Reflecting on my previous 글또 experience, I focused broadly on expanding the width of “me.” Although I didn’t set that as an explicit goal, I can now recognize that was my aim. I invested considerable effort in deep diving within my writings, striving to create pieces that conveyed, “I have tackled something that no one has organized properly!” I explored various strategies to draw attention, engaging with many individuals. Beyond 글또, I also gave presentations, did translations, and aimed to document my development continuously.
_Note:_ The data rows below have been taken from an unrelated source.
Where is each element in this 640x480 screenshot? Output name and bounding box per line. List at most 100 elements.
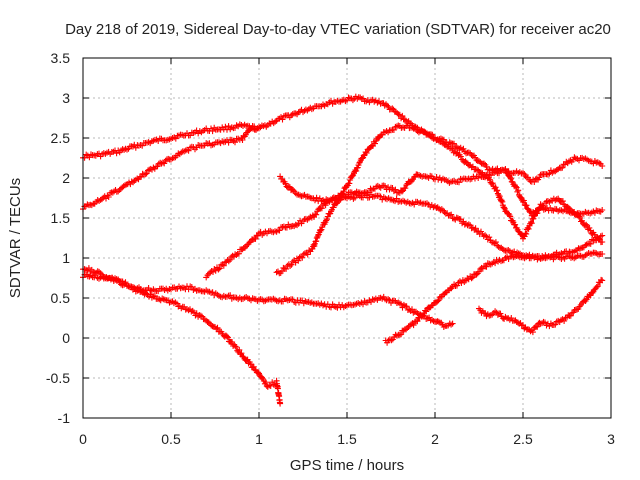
plus-marker bbox=[402, 185, 409, 192]
plus-marker bbox=[435, 297, 442, 304]
plus-marker bbox=[290, 187, 297, 193]
plus-marker bbox=[495, 243, 502, 250]
plus-marker bbox=[495, 191, 502, 198]
plus-marker bbox=[105, 194, 112, 200]
y-tick-label: -0.5 bbox=[46, 370, 70, 386]
plus-marker bbox=[145, 167, 151, 174]
plus-marker bbox=[409, 306, 415, 313]
plus-marker bbox=[349, 97, 356, 104]
plus-marker bbox=[410, 322, 417, 329]
plus-marker bbox=[520, 197, 527, 204]
plus-marker bbox=[150, 164, 157, 171]
axis-ticks bbox=[82, 57, 612, 419]
plus-marker bbox=[540, 203, 547, 210]
plus-marker bbox=[225, 258, 232, 265]
y-tick-label: 3 bbox=[62, 90, 70, 106]
plus-marker bbox=[599, 277, 606, 284]
plus-marker bbox=[455, 215, 461, 222]
plus-marker bbox=[451, 140, 457, 147]
plus-marker bbox=[506, 212, 513, 218]
plus-marker bbox=[449, 320, 456, 327]
plus-marker bbox=[396, 300, 403, 307]
plus-marker bbox=[306, 247, 313, 254]
plus-marker bbox=[593, 284, 600, 290]
plus-marker bbox=[380, 182, 387, 189]
sat-track-6 bbox=[273, 122, 606, 277]
plus-marker bbox=[353, 168, 360, 174]
plus-marker bbox=[457, 153, 464, 160]
plus-marker bbox=[383, 128, 390, 134]
plus-marker bbox=[185, 307, 192, 314]
plus-marker bbox=[276, 227, 283, 234]
plus-marker bbox=[322, 202, 329, 209]
plus-marker bbox=[360, 152, 367, 159]
plus-marker bbox=[433, 137, 440, 144]
plus-marker bbox=[433, 204, 440, 211]
y-tick-label: 3.5 bbox=[51, 50, 71, 66]
plus-marker bbox=[567, 312, 574, 319]
plus-marker bbox=[90, 268, 97, 275]
plus-marker bbox=[456, 179, 462, 186]
plus-marker bbox=[122, 182, 128, 189]
plus-marker bbox=[214, 324, 221, 331]
plus-marker bbox=[599, 163, 606, 169]
plus-marker bbox=[453, 214, 460, 221]
plus-marker bbox=[403, 303, 410, 310]
plus-marker bbox=[315, 232, 322, 239]
plus-marker bbox=[224, 334, 231, 341]
plus-marker bbox=[468, 275, 475, 282]
plus-marker bbox=[399, 188, 405, 195]
plus-marker bbox=[589, 290, 596, 296]
plus-marker bbox=[238, 350, 245, 357]
x-tick-label: 2.5 bbox=[513, 431, 533, 447]
sat-track-3 bbox=[80, 265, 284, 407]
plus-marker bbox=[401, 116, 408, 123]
plus-marker bbox=[542, 319, 548, 326]
plus-marker bbox=[561, 318, 568, 324]
plus-marker bbox=[279, 116, 286, 123]
plus-marker bbox=[262, 379, 269, 386]
plus-marker bbox=[586, 224, 593, 231]
plus-marker bbox=[507, 174, 514, 181]
plus-marker bbox=[209, 128, 216, 135]
data-series bbox=[80, 93, 606, 407]
plus-marker bbox=[232, 139, 238, 146]
plus-marker bbox=[292, 190, 299, 197]
plus-marker bbox=[143, 170, 150, 177]
plus-marker bbox=[448, 211, 455, 218]
plus-marker bbox=[323, 217, 330, 224]
plus-marker bbox=[529, 329, 536, 336]
plus-marker bbox=[460, 145, 467, 152]
plus-marker bbox=[243, 357, 250, 364]
plus-marker bbox=[501, 204, 508, 211]
plus-marker bbox=[324, 216, 330, 223]
plus-marker bbox=[100, 194, 107, 201]
plus-marker bbox=[349, 173, 356, 179]
sat-track-1 bbox=[80, 93, 606, 185]
x-axis-tick-labels: 0 0.5 1 1.5 2 2.5 3 bbox=[79, 431, 615, 447]
plus-marker bbox=[417, 127, 424, 134]
plus-marker bbox=[562, 161, 568, 168]
plus-marker bbox=[536, 174, 543, 181]
plus-marker bbox=[254, 232, 261, 239]
plus-marker bbox=[310, 241, 317, 248]
sat-track-8 bbox=[382, 232, 606, 346]
plus-marker bbox=[246, 239, 253, 246]
plus-marker bbox=[536, 206, 542, 213]
plus-marker bbox=[339, 191, 346, 198]
plus-marker bbox=[235, 250, 242, 257]
chart-title: Day 218 of 2019, Sidereal Day-to-day VTE… bbox=[65, 21, 611, 38]
plus-marker bbox=[441, 209, 448, 216]
plus-marker bbox=[552, 321, 559, 328]
plus-marker bbox=[357, 94, 364, 101]
plus-marker bbox=[534, 256, 541, 263]
x-tick-label: 0 bbox=[79, 431, 87, 447]
plus-marker bbox=[496, 193, 503, 200]
plus-marker bbox=[476, 268, 482, 275]
plus-marker bbox=[511, 248, 518, 255]
plus-marker bbox=[165, 155, 172, 162]
plus-marker bbox=[599, 251, 606, 257]
plus-marker bbox=[318, 205, 325, 212]
plus-marker bbox=[534, 323, 541, 330]
plus-marker bbox=[499, 198, 506, 205]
However, I feel that concentrating on breadth hindered my ability to obtain what I truly desired. At times, I could not shake the feeling of fitting into clothes that didn’t quite fit. Thus, during this 10th session, I wish to adopt a more relaxed mindset. Rather than rushing ahead, I would like to leave meaningful footprints one step at a time.

Embracing Leisure

One spring day around March when I was working, a team member remarked during a scrum meeting, “The flowers are blooming beautifully today.” When I inquired where they had bloomed, I learned it was along a path I walked almost daily. Subsequently, upon visiting that place, I was delighted to see the flowers blooming. Despite having passed by them multiple times, I had never taken a moment to look up.

People often say it’s important to find happiness in the small things. While the presence of a flower isn’t essential, even amidst similar lives, finding the capacity to perceive more and to look up can lead to a broader understanding of our surroundings and, thus, begin our journey towards small happiness.

I realized that in my quest to become someone successful, recognized, and renowned, I often overlooked such moments, focusing too much on rapid progression. Unfortunately, I am not naturally a sprinter who can dash ahead faster than anyone else. I might not even possess the relentless determination of a tortoise that outpaces a hare over time. But does it really matter? Rushing ahead is not my only desire.

Why do I seek to excel and achieve recognition? For validation. But does that mean everyone has to acknowledge me? No, I only need those whom I hold dear by my side. So, why rush ahead so swiftly? I should strive to maintain a calm mindset, doing what I can while leaving deeper footprints around me.

  • Cultivate a sense of tranquility. I am at a loss when trying to establish quantifiable goals.
    • Whenever I find myself thinking, “I must do this and that...,” I will consciously remind myself that moments spent living now are far more important than such arbitrary goals.